De kachelpijp en het kapitalisme
In tijden dat mensen niet werden geacht zich buiten te vertonen zonder iets op hun hoofd te dragen, werd de chique, zijde hoge hoed hét hoofddeksel voor mannen uit de rijke toplaag. Niettemin kreeg hij vanwege zijn kleur en rechte vorm de wat onromantische bijnaam ‘kachelpijp’.Het is in dit kader wel gesuggereerd dat het niet toevallig is dat de populariteit van deze ‘schoorsteenhoed’ synchroon loopt met de industrialisatie. Het waren immers juist diegenen die hun fortuin hadden verdiend met de nieuwe, door talloze schoorstenen getooide, fabrieken, die zich het meest aangetrokken voelden tot het dragen van de hoge hoed. Het is echter aan een ieder om voor zichzelf te bepalen of hier sprake is van toeval of niet.
Hoe dan ook, vanwege zijn dragers werd en wordt de hoge hoed gezien als een symbool voor het kapitalisme in de 19de eeuw. Het symbool van de fabrieksdirecteur. Met name in cartoons van socialistische en communistische media werd de hoge hoed als zodanig afgebeeld.
Dat beeld heeft tot in onze tijd stand gehouden.
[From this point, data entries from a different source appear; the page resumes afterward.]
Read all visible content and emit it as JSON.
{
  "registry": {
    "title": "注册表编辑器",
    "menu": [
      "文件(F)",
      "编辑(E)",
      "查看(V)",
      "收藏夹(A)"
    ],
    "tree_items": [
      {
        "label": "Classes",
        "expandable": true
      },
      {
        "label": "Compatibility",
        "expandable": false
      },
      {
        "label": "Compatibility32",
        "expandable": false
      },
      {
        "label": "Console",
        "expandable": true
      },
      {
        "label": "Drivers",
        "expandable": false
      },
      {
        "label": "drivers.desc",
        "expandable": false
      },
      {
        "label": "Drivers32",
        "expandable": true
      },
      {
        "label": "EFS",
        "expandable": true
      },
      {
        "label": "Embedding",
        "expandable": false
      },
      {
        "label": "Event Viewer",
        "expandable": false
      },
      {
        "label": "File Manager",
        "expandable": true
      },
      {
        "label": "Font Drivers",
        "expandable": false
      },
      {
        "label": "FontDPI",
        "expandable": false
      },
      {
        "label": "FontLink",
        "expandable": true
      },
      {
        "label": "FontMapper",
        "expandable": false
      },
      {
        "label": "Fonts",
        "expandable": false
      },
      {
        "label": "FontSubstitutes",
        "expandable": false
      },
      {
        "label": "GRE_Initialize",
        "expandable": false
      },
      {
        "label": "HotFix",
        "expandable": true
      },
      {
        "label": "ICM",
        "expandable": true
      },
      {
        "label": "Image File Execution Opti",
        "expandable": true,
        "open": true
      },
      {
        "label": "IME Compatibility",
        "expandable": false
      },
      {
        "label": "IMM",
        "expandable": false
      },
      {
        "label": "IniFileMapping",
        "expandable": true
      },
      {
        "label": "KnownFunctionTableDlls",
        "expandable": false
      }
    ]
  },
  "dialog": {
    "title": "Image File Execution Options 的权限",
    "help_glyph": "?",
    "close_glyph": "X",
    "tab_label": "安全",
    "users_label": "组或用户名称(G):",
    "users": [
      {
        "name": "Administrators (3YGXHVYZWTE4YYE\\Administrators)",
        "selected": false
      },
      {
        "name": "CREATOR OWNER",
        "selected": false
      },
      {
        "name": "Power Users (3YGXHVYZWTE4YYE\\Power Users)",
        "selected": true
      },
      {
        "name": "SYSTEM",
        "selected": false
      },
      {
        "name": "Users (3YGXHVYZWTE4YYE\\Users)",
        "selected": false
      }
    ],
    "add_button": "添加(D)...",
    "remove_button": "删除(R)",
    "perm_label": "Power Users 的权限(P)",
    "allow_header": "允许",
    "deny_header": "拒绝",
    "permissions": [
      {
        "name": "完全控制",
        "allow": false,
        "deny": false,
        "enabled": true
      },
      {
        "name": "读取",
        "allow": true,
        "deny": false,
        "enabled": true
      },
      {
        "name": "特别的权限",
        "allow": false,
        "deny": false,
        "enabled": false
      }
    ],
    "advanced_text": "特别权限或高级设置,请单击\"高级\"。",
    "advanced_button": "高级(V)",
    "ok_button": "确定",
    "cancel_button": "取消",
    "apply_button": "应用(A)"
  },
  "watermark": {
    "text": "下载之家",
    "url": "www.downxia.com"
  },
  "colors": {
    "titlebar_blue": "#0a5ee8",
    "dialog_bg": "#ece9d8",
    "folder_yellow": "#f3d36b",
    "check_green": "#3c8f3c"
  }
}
Tijdens de openingsceremonie van de Olympische Spelen in Londen bijvoorbeeld, waren bij de uitbeelding van de Industriële Revolutie de fabrieksdirecteuren goed te herkennen aan hun hoge hoed.
Uit het straatbeeld
De hoge hoed bleef ook gedurende de eerste helft van de 20ste eeuw nog courant. De Tweede Wereldoorlog zorgde echter voor een breuk. Hierna kwam hij nooit weer echt terug in het straatbeeld. Dat had vooral te maken met het feit dat het dagelijks dragen van hoeden toen sowieso voorbij was.Sindsdien wordt de hoge hoed nog wel gebruikt bij speciale gelegenheden als begrafenissen en bruiloften, is hij een bekend attribuut geworden van goochelaars en is er een speciale damesvariant gekomen voor amazones in paardrijdwedstrijden.